As you may know, I recently moved my blog to Windows Azure which had its own hassles to convert my data and update various internal references in my blog posts. This was actually the first step in test-driving Windows Azure in order to start and host a couple of critical services in there in the coming months, so I kept playing around with Windows Azure and tried to test a few things on it. Yesterday evening, while I had used some prescriptions and was very dizzy, I created a test database and when I was going to drop this database, I made a very bad mistake and dropped the whole database server hosting my blog’s database along with other test databases.

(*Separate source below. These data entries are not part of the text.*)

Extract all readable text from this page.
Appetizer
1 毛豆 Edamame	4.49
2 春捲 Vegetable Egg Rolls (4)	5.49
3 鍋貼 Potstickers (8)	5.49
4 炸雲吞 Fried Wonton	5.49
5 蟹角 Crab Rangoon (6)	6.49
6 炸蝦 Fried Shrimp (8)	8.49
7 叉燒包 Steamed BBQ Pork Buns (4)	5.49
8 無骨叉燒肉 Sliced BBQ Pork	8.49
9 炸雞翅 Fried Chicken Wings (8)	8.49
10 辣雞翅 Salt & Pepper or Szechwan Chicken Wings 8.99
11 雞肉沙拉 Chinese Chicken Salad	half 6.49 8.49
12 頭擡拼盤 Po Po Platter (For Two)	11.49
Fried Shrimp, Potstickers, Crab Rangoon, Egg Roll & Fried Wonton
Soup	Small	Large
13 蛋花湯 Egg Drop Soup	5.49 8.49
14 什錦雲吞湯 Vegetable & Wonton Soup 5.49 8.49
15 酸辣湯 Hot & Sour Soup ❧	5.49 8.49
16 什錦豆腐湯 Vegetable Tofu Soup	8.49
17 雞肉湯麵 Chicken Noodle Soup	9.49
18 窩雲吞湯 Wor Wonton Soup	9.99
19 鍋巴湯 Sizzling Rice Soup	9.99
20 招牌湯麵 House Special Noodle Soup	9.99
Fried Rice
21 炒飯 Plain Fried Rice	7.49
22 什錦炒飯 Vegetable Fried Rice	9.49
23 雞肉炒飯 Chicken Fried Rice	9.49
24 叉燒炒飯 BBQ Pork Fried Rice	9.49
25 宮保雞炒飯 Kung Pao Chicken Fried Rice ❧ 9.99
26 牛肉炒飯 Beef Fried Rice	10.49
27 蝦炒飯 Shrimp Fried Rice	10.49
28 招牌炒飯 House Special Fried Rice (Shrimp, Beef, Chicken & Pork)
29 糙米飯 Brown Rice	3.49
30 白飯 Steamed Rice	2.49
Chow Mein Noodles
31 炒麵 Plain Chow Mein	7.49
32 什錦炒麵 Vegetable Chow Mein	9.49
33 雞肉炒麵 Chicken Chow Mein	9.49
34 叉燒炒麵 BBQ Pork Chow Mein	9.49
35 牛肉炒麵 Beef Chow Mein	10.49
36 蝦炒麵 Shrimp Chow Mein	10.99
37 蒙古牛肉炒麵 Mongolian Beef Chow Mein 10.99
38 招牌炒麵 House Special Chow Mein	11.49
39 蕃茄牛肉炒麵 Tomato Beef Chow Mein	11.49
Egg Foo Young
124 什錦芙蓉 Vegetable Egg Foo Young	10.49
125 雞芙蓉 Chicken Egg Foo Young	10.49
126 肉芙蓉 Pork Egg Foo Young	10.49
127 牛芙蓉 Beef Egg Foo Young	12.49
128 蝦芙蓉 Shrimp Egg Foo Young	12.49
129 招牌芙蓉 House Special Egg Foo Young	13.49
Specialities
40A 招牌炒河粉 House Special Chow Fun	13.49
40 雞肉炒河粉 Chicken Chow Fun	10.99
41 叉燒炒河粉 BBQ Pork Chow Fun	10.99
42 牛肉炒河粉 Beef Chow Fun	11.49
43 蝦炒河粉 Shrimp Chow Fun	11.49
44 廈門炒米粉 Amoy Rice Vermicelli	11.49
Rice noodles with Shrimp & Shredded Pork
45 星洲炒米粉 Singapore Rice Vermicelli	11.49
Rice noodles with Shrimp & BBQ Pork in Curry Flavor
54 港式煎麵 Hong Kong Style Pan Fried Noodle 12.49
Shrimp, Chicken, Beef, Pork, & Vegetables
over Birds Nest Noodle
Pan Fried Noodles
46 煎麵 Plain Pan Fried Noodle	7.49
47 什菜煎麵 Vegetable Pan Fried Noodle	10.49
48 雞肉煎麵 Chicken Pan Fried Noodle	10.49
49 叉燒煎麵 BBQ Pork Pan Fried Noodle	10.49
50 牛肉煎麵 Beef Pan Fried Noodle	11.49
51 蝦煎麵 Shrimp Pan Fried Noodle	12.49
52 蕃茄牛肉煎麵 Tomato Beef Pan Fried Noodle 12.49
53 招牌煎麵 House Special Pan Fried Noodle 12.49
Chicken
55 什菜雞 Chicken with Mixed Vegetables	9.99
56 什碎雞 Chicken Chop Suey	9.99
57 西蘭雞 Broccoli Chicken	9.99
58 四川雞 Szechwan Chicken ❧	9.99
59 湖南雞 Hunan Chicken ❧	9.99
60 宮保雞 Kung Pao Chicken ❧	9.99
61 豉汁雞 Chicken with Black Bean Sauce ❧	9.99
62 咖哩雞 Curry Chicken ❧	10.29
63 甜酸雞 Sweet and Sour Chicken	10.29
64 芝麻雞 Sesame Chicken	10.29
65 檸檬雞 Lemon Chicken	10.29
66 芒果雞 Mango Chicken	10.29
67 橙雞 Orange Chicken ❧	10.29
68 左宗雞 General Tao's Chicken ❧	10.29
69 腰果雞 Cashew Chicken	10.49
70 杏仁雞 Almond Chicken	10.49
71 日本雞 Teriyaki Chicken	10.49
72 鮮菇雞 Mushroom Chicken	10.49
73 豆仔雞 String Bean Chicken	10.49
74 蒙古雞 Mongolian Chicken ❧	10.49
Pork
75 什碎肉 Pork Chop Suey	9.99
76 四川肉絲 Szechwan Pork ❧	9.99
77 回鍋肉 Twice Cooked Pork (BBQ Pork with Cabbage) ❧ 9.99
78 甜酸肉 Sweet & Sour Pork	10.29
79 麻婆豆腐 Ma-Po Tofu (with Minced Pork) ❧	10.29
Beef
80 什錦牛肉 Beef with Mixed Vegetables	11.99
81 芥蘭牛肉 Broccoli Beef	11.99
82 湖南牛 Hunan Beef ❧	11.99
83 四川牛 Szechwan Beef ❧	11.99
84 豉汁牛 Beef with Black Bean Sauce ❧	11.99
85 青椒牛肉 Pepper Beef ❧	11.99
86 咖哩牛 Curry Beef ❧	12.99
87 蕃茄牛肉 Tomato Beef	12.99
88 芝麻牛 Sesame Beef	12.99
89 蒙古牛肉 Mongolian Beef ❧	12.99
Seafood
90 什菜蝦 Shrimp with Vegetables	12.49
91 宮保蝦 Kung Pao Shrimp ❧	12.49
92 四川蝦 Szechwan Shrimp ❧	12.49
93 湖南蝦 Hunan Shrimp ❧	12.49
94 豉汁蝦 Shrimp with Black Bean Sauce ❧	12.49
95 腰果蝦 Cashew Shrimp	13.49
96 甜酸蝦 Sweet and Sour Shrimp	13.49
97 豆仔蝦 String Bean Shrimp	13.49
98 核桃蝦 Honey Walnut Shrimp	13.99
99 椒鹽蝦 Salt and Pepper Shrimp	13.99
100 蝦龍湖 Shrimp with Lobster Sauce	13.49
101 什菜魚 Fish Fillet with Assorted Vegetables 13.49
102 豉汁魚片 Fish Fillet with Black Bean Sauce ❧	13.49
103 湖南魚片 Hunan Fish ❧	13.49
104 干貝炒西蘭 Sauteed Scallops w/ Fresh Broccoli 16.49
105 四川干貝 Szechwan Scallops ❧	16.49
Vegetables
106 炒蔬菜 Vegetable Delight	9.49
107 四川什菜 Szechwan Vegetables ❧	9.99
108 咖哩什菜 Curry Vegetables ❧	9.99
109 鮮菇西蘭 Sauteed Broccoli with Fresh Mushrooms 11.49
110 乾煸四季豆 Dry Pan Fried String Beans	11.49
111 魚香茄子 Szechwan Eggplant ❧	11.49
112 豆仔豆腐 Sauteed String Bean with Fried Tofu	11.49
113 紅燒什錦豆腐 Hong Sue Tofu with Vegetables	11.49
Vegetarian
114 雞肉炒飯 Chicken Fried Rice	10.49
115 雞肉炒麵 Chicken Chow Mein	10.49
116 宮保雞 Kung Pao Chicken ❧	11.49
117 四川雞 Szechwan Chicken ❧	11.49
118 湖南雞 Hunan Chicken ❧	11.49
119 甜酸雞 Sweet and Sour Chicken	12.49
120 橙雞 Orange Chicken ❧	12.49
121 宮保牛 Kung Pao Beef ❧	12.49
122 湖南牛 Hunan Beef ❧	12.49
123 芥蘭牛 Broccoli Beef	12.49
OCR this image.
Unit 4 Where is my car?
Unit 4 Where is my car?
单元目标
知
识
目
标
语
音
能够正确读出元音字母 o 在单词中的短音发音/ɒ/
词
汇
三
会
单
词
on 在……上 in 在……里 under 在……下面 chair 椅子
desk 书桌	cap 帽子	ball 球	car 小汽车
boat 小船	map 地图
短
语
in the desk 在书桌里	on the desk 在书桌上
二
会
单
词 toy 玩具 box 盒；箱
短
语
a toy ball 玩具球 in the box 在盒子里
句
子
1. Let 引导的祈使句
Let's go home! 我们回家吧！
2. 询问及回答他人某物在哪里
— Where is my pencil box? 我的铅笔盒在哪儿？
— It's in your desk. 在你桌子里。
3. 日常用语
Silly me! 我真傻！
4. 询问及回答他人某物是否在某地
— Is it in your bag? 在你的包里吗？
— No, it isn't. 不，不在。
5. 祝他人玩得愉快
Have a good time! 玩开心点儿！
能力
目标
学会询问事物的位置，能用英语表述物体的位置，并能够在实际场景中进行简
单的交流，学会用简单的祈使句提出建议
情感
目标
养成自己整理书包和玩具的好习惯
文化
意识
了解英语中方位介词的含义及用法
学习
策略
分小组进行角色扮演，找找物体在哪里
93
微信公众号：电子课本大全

I usually have a backup of all my data and used to store backups for my blog database on a regular basis in the past, but since I moved to Windows Azure, there isn’t a built-in mechanism to achieve this and I have to use some tools like Windows Azure Migration Wizard or SQL Azure Backup by Red Gate. Unfortunately, I was busy enough to be distracted from going over this manual process in the past couple of weeks and back up my data.
Losing my data, I created a support ticket on Microsoft Azure Support website and in a few minutes a support guru (apparently, from a company in India that Microsoft has outsourced its support to) called me asking about more details while telling me that there is a chance that they can’t restore my data. After some email conversations, answering some questions, and another phone call, they had to switch their shifts so a new person follows up with me. Answering some questions via email, I didn’t receive any response till this morning when I received another phone call telling me that they’ve started working on the issue and I didn’t hear anything new since then up till a few minutes ago when I was informed by phone and email that they’re going to work on this issue but it’s an unsupported scenario. The recovery process can be initiated in business hours only and takes 6-8 hours to complete. And the bottom line is that there is no guarantee to recover my data in the end. It’s now over 24 hours since my data loss has occurred and I opened the support ticket. While the initial response time was quick, I haven’t seen much progress in action yet and it seems that there is a bureaucracy going on for the support process at Microsoft.
Putting everything else aside, I’ve opened a support ticket and the least expectation is to get a certain response in a reasonable time. Unfortunately, I haven’t received a clear result back from Microsoft support to know whether I can be hopeful to get my data back or not. This is a catastrophic failure for a cloud hosting solution. I’m lucky that I’m not hosting a business on Windows Azure, otherwise I could have a huge money loss in the past 24 hours.
Luckily, at the same time that the data loss occurred, I quickly went to Google cache and retrieved the content of the blog posts that I had published in the past couple of weeks then added them to the local backup database that I had kept since before and redeployed the site to be live and running. In this process I lost some comments, trackbacks, and post view statistics that are the least things to worry about when you have a bigger data loss. However, this was only possible for a blog like mine and I was lucky that I didn’t have many posts published in the past two weeks and I was able to find a recent backup.
Although this whole problem isn’t really big (especially since I could recover my posts), this unfortunate event had some lessons for me. First, I should avoid working when I’m sick and only relax to get better. There is no point in working and doing something that makes things worse. Second, I should be extra careful about backups whether there is a good mechanism provided or not even though as I write below, it’s reasonable to blame Microsoft for this to some extent. Third, it’s not often a very good idea to be a pioneer in using newest technologies because not only this time, but also many times before, I’ve experienced the same problems and wasted a lot of time on wrestling with an unstable technology. Sometimes I feel that I’m goofy enough that Alpha, Beta, and Release Candidate builds are specifically designed for me to waste my time and energy with!
Fourth, I should revisit my plans to start and host some services with critical requirements on Windows Azure. Putting this data loss aside, in the past couple of weeks I realized that Windows Azure is not still stable enough for the purposes of a critical system. Human errors are always there but the least expectation for a big company like Microsoft is to be able to have a backup of data for its customers after charging them for expensive cloud hosting solutions. Assume that I had a very big site running on Windows Azure with a huge database. Could I write a software to download my data each and every minute? Obviously no, and it is clear that a backup/restore option is one of the basic expectations for a customer. I think that one of the key points about cloud hosting is to let regular users have benefits of an enterprise service without spending much money and effort to manage the hardware. If I need to run a third server and pay for software to back my data up on a regular basis, I haven’t gained much by going into the cloud.
All in all, I’ll be waiting for Microsoft to get back to me with a clear response on the status of my database server and if they can recover it, I will synchronize my data with the current database to redeploy it. I hope that this happens because I had applied some manual modifications in data to resolve some issues that I will need to redo if I lose my data.